Project Summary/Abstract Chronic lymphocytic leukemia (CLL) is the most common form of adult leukemia and accounts for 20% of leukemia-related deaths annually. In CLL, hyperactivation of the B-cell receptor (BCR) response leads to over- activation of many downstream effectors that drive proliferation and survival, including Bruton’s Tyrosine Kinase

(BTK), LYN Kinase and the Signal Transducer and Activator of Transcription 3 (STAT3). This, along with interactions with the microenvironment, leads to metabolic reprogramming and increased metabolic plasticity, allowing CLL cells to thrive under various conditions. Our lab has previously shown that delivery of ceramide,

via a ceramide nanoliposome (CNL), targets this metabolic plasticity and disrupts the STAT3 signaling pathway, leading to decreased transcriptional activity, impaired glycolysis and cell death in multiple CLL models, including patient samples. However, restoration of glycolysis and/or STAT3 transcriptional activity only partially protects

from CNL-induced cell death, suggesting that other mechanisms are at play. Here, using an advanced mitochondrial metabolomics workflow, I show that CNL disrupts oxidative phosphorylation (OXPHOS) by selectively inhibiting Complex III of the electron transport chain. This disruption of OXPHOS is time dependent

and correlates with a CNL induced upregulation of glycosphingolipids in both whole cells and mitochondrial extracts, suggesting an unexpected link. Importantly, while glycosphingolipids are typically seen as a protective shunt away from more apoptotic ceramides, I have shown that inhibition of glucosylceramide (the gateway lipid

to the glycosphingolipid pathway) formation protects from CNL mediated mitochondrial dysfunction and cell death in CLL, further supporting this connection. Lastly, glucosylceramide blockade also diminishes the ability of CNL to alter LYN and BTK phosphorylation. Given these effects, I hypothesize that sialic acid containing

glycosphingolipids downstream of glucosylceramide activate SIGLECS (the sialic acid binding proteins known to negatively regulate BCR signaling) leading to mitochondrial dysfunction and cell death. Insights into this area will provide a novel therapeutic framework for CLL patients and deepen our understanding of lipid/protein biology.

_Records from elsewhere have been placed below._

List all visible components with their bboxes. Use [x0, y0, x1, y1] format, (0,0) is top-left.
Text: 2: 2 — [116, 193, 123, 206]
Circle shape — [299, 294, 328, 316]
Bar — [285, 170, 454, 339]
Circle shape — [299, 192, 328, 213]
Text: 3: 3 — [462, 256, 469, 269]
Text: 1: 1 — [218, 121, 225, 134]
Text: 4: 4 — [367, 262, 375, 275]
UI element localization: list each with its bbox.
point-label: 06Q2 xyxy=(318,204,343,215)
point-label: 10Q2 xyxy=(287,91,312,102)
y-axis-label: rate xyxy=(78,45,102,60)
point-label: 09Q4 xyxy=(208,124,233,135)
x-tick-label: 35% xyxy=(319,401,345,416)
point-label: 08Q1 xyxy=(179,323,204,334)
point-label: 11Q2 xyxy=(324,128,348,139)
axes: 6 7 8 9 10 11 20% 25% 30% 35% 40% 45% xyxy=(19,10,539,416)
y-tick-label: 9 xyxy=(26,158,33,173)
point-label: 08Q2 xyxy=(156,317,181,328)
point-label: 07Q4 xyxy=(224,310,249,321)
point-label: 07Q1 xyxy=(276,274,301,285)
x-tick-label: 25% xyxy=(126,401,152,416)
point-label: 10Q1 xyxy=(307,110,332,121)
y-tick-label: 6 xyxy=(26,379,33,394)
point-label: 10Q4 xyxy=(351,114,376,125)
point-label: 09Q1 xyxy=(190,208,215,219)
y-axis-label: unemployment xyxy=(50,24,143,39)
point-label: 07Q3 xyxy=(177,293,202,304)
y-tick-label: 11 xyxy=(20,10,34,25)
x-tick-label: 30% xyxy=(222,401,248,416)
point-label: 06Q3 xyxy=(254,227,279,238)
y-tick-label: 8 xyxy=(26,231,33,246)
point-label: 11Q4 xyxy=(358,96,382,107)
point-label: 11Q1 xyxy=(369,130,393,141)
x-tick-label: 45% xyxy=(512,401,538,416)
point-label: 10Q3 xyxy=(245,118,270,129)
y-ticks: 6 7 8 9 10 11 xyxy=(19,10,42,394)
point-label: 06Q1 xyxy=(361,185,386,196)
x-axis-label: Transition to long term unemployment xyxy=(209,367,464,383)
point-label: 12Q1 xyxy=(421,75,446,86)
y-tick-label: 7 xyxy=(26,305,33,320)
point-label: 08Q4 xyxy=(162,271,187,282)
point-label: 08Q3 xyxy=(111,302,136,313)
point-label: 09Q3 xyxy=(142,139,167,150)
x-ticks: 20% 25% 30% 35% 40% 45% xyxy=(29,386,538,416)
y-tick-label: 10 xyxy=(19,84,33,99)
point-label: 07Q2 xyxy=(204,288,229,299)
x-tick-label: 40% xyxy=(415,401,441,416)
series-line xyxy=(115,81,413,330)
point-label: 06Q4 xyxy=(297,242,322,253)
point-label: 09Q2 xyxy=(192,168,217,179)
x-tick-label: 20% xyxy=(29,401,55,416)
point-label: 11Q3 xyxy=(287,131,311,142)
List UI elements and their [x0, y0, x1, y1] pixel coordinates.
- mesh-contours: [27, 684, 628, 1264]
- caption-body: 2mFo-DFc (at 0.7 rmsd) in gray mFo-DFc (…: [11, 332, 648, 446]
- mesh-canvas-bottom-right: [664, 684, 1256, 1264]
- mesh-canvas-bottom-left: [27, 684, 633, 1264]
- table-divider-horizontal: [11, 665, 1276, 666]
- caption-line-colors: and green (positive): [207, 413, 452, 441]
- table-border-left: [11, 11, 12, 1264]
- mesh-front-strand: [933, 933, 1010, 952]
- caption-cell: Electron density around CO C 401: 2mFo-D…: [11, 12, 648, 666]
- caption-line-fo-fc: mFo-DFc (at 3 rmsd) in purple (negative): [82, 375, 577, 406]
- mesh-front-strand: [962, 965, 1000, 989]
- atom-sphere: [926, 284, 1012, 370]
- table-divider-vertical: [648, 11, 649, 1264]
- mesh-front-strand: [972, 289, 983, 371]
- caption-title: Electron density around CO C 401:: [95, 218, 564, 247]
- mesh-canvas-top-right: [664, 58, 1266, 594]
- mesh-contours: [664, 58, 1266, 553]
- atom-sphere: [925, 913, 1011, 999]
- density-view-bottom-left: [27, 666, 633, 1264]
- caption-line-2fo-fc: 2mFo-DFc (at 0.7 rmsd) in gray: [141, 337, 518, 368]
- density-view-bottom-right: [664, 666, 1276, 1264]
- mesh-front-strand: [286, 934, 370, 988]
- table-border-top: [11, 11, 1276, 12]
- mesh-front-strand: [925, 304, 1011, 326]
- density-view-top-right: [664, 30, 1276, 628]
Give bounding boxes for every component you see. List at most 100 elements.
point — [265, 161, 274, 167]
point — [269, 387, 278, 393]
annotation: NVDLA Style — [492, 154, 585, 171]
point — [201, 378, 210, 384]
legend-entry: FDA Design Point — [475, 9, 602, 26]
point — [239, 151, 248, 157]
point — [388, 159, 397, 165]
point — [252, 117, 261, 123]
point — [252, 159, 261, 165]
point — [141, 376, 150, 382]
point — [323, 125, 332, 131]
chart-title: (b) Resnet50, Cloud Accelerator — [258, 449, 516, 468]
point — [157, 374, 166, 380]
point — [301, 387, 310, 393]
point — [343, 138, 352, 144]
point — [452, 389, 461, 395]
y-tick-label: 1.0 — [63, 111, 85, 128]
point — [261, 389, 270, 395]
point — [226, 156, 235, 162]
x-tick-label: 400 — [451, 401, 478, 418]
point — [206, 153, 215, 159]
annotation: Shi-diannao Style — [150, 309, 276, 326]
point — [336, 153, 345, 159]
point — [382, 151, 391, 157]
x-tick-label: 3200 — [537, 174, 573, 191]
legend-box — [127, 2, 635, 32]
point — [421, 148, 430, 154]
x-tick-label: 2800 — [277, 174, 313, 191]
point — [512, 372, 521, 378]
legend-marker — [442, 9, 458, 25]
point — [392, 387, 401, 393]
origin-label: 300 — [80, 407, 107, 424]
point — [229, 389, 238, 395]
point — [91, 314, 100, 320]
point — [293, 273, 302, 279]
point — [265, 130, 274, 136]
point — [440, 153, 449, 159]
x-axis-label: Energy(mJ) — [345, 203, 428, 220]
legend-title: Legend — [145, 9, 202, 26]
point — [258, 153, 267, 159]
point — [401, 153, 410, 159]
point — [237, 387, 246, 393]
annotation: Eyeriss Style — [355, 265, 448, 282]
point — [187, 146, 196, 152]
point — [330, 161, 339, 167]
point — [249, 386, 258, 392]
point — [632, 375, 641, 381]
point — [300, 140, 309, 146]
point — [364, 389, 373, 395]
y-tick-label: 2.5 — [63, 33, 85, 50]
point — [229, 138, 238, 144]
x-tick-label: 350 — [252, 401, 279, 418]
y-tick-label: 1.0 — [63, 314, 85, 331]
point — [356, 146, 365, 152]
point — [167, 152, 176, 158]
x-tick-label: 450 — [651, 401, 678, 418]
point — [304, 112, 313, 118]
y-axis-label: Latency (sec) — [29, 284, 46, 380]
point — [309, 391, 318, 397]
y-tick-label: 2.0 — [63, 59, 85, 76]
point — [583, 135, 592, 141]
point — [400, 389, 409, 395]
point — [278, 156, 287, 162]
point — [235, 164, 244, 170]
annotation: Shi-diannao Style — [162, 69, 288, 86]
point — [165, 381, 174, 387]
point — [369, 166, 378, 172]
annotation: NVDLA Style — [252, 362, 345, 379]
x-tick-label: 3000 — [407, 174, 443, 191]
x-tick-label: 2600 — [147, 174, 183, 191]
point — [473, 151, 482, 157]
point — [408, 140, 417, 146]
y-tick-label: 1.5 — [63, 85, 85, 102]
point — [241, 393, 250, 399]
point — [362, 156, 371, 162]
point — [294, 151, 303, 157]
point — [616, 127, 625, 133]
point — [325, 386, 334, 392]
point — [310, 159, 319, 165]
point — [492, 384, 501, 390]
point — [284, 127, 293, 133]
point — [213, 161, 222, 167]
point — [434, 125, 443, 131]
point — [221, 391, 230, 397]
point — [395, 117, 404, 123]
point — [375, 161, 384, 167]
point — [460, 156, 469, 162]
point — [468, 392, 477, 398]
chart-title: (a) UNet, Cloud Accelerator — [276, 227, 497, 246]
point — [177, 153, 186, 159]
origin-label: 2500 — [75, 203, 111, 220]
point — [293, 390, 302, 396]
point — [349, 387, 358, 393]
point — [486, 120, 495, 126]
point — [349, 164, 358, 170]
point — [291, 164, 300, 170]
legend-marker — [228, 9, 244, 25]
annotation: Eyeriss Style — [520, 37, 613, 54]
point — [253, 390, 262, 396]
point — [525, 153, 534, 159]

The first aim of this proposal (F99 Phase) identifies the key glycosphingolipid metabolites driving these effects, determines the mechanism by which they alter BCR signaling effectors and mitochondrial function, and evaluates their therapeutic potential in vivo. The knowledge and skills learned from these studies will then be

used to study the role of lipid metabolism in the metabolic plasticity of glioma stem cells and in the mechanisms governing mitochondrial transfer between these cells and astrocytes in the context of glioblastoma (K99 Phase).